Monday 5 April 2010

Why?- Bristol Thekla


Yoni Wolf is on fiery form tonight. The last time I caught Why? was a performance within the confines of a sweltering London club in mid-July. The walls dripping with their own cool sweat and the musicians on stage visibly wilting in the heat, the show felt strangely introspective. A little odd perhaps for a band whose singer has made his name laying bare the kind of personal confessions most would cringe at revealing to close friends, let alone the world at large. This evening, on a boat in the middle of Bristol, the contrast couldn’t be greater. Wolf is relaxed and at ease onstage, pulling superman shapes and dropping everything for an acerbic freestyle that serves as a potent reminder of his hip-hop background. It could have been the lower temperature and airier space, but perhaps it’s more that he’s finally beginning to grow into his skin as frontman. It’s a welcome development either way: his is music that relies on the knowledge of shared experience.

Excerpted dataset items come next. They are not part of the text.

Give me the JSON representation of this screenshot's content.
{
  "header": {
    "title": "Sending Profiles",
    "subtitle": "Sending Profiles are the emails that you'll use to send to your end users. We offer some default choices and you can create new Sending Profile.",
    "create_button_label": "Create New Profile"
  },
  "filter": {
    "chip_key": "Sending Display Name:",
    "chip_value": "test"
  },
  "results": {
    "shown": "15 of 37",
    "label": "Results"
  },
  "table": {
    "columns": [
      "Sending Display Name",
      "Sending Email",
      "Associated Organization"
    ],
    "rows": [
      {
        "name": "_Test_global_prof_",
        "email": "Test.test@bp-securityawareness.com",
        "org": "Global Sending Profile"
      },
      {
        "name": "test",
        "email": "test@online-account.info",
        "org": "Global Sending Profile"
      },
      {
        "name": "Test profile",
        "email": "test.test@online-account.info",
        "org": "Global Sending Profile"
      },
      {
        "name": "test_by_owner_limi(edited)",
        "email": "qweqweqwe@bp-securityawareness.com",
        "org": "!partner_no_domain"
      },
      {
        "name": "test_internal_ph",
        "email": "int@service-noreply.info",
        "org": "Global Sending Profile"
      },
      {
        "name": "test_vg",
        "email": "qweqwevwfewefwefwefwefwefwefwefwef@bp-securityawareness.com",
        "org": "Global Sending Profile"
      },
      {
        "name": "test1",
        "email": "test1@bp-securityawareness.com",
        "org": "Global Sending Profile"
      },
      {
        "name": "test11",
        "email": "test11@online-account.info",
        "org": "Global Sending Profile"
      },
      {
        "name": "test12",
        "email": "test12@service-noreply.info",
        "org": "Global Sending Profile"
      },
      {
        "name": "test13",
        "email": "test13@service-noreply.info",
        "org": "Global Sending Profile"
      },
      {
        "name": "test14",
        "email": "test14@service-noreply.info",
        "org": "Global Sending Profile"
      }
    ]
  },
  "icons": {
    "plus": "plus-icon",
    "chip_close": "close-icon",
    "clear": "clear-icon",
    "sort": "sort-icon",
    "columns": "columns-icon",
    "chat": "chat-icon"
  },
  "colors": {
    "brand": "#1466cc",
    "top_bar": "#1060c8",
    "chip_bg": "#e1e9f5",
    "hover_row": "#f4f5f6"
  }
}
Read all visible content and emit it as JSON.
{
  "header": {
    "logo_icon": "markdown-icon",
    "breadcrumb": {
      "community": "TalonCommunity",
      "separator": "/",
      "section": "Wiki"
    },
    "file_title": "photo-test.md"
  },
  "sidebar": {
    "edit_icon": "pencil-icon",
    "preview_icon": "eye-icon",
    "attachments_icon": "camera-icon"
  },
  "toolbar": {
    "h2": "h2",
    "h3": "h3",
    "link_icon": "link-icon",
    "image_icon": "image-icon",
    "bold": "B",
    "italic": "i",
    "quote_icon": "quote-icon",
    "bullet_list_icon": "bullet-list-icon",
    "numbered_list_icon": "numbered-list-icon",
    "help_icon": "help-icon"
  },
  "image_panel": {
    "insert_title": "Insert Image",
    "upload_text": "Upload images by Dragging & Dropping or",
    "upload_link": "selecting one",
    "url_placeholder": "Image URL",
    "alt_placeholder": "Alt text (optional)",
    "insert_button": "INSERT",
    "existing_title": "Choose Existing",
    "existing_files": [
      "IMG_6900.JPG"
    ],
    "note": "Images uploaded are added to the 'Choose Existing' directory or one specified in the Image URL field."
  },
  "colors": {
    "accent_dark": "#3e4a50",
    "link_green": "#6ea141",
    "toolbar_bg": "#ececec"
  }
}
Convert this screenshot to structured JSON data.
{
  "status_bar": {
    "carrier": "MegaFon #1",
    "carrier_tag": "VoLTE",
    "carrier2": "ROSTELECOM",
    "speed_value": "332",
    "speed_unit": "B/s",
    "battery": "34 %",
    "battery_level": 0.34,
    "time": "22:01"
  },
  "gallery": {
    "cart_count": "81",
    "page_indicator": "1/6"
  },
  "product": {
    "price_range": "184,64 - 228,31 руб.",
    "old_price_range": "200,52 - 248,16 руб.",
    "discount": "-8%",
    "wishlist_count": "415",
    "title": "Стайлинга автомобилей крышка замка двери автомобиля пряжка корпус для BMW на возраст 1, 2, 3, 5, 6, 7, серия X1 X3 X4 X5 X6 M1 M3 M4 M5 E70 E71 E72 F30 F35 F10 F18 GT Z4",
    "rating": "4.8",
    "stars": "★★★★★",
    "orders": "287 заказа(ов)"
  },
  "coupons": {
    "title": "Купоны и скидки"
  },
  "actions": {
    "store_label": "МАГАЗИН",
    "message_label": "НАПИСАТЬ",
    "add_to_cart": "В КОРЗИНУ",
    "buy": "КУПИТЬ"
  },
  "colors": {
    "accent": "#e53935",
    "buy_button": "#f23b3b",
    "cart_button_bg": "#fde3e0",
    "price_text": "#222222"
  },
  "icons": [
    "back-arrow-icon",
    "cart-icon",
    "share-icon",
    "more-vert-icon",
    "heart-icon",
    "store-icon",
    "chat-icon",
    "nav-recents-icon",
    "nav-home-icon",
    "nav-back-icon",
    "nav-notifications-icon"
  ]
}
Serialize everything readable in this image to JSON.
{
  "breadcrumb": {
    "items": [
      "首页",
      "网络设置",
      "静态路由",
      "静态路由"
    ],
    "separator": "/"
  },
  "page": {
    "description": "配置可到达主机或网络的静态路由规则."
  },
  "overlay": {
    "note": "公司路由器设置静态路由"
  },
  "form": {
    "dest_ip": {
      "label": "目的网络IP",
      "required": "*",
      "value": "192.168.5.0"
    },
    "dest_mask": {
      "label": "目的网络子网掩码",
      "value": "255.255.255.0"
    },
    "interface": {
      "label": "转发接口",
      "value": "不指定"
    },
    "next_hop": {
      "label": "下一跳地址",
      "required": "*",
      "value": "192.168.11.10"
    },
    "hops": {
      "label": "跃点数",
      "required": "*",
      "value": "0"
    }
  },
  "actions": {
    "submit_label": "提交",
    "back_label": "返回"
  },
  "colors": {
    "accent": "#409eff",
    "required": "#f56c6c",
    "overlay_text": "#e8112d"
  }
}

So opener ‘These Few Presidents’ is perfectly pitched. On record a gut-wrenchingly told story of a close friend’s suicide, managing to avoid using that dreaded word and relying on implication alone, tonight it’s stripped back and rawer in tone. The effect is to imbue the song with the humour and wit that it’s possible to miss on record. The same is true of ‘Good Friday’, raised from its deadpan telling on Alopecia to blistering and acidic, Wolf practically spitting his lyrics onto the front two rows. For a frontman whose sincerity can quite easily be misconstrued as over-earnest, Wolf’s live persona is disarmingly self-effacing and relaxed. To these ears, Why?’s most recent record Eskimo Snow lacked a little of the bite of its two predecessors, but tonight even songs that had been easy to dismiss acquire a sheen of grit and reality quite unlike that of their recorded counterparts. It’s this aspect that makes it easier than ever to get lost in the spiralling Philip Glass-isms of ‘A Sky For Shoeing Horses Under’ and the softly plucked guitar figure of intentionally muted closer ‘Crushed Bones’, Wolf dropping his nasal whine for a mature baritone strikingly at odds with his manic delivery.